Теряясь в бесплодных догадках, как бы получше устроиться и выйти в люди, неразборчивый в выборе клонящихся к тому средств, Бергер напал на мысль, что удобно было бы ему, как немцу, воспользоваться раздражением русских против его единоплеменников и, выделившись сразу из ряда этих последних, заявить себя правительству с самой что ни на есть благонадежной стороны. Как человек хотя и крайне плутоватый, но вместе и ограниченный умом и без всяких правил чести, он подумал, что при настоящем положении дел предательство может служить очень пригодным орудием для достижения предположенной цели.
«Если я укажу на политические подстрекательства пастором Грофтом его прихожан, то, без всякого сомнения, во мне увидят благонадежного человека, не думающего, ради государственных интересов, даже и о потачке своим единоплеменникам и единоверцам. Кажется, тогда я представлю такое доказательство моей преданности, сильнее которого едва ли можно найти. Непростительно было бы мне упускать такой благоприятный случай», — думал Бергер.
Раздумывая таким образом, Бергер хотя и желал предать неосторожно проболтнувшегося пастора, но с тем, чтобы устроить это предательство так, чтобы оно открыло ему доступ прямо к тем лицам, которые имели сильное влияние при императрице. Теперь в пустоватой голове кирасира, туманившейся вдобавок к тому нередко и пивными, и водочными, и винными парами, стали являться те небольшие переходы, посредством которых он, как один из самых усерднейших верноподданных, может дойти и до государыни.
Бергер, отчужденный от немцев, которые очень хорошо знали его как продувного малого, имел довольно обширное знакомство среди русских и у них мог проведать многое. Русские, по своему благодушию, относились к нему с нравственной точки зрения гораздо снисходительнее, нежели немцы, старавшиеся поддержать о своем небольшом петербургском кружке добрую молву относительно некоторых условий общественной жизни и личных отношений. С своей стороны, Грофт, в качестве обер-пастора, успел даже присвоить себе своего рода нравственно-духовную расправу над своею паствою. Разумеется, он не решался привлекать к своему суду более или менее чиновных лиц из ее среды, но простых немцев он нередко приглашал к себе для соответствующих вразумлений.
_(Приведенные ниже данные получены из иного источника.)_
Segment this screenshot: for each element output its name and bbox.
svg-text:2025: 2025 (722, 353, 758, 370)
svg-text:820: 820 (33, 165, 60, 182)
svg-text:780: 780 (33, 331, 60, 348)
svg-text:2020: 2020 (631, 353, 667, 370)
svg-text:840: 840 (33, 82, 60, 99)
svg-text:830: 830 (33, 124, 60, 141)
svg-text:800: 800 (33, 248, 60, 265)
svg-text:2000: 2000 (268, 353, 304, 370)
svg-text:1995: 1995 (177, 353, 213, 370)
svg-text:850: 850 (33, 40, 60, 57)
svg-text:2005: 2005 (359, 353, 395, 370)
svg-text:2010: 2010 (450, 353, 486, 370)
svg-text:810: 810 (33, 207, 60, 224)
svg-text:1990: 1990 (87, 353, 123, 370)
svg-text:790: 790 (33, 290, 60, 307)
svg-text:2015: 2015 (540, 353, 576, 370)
Хозяева часто обращались к нему с жалобами на мастеровых, рабочих и приказчиков из немцев, прося пастора сделать им отеческие внушения и наставления. Нередко приходили к Грофту с жалобами мужья на жен, жены на мужей, отцы на детей. На петербургской немец-,кой колонии лежала та же печать общинного духа, какую вообще наложило протестантство на своих последователей.
Собираясь обнаружить перед подлежащими властями политическую неблагонадежность пастора, Бергер, одно из духовных его чад, видел в этом деле особенную важность, на которую, как он полагал, следовало ему указать в своем доносе, а именно — что пастор Грофт был вызван в Петербург бывшим фельдмаршалом Минихом, который отправлен за свои злокозненные замыслы против благополучно царствующей ныне государыни в отдаленную ссылку; что он, Грофт, был в дружбе с графом Остерманом, достойно наказанным за «злодейские поступки», и что при этих условиях он и в настоящее время может затевать разные злоумышления, подготовлять восстановление Брауншвейгской фамилии, а вместе с ее возвращением — и возвращение двух упомянутых злодеев. Короче, несмотря на свою ограниченность, честолюбивого кирасира хватило настолько, что он сумел представить дело пастора в таком виде, что оно будто бы грозило государству страшною опасностью и что он, Бергер, избавлял государыню от беды, почему в настоящем случае он являлся спасителем государства и его нельзя было оставить без особых отличий. «Важнее же всего, — думал он, — здесь окажется то, что такие предостережения идут от немца и лютеранина. Поступи так русский, донос его казался бы не столь важным».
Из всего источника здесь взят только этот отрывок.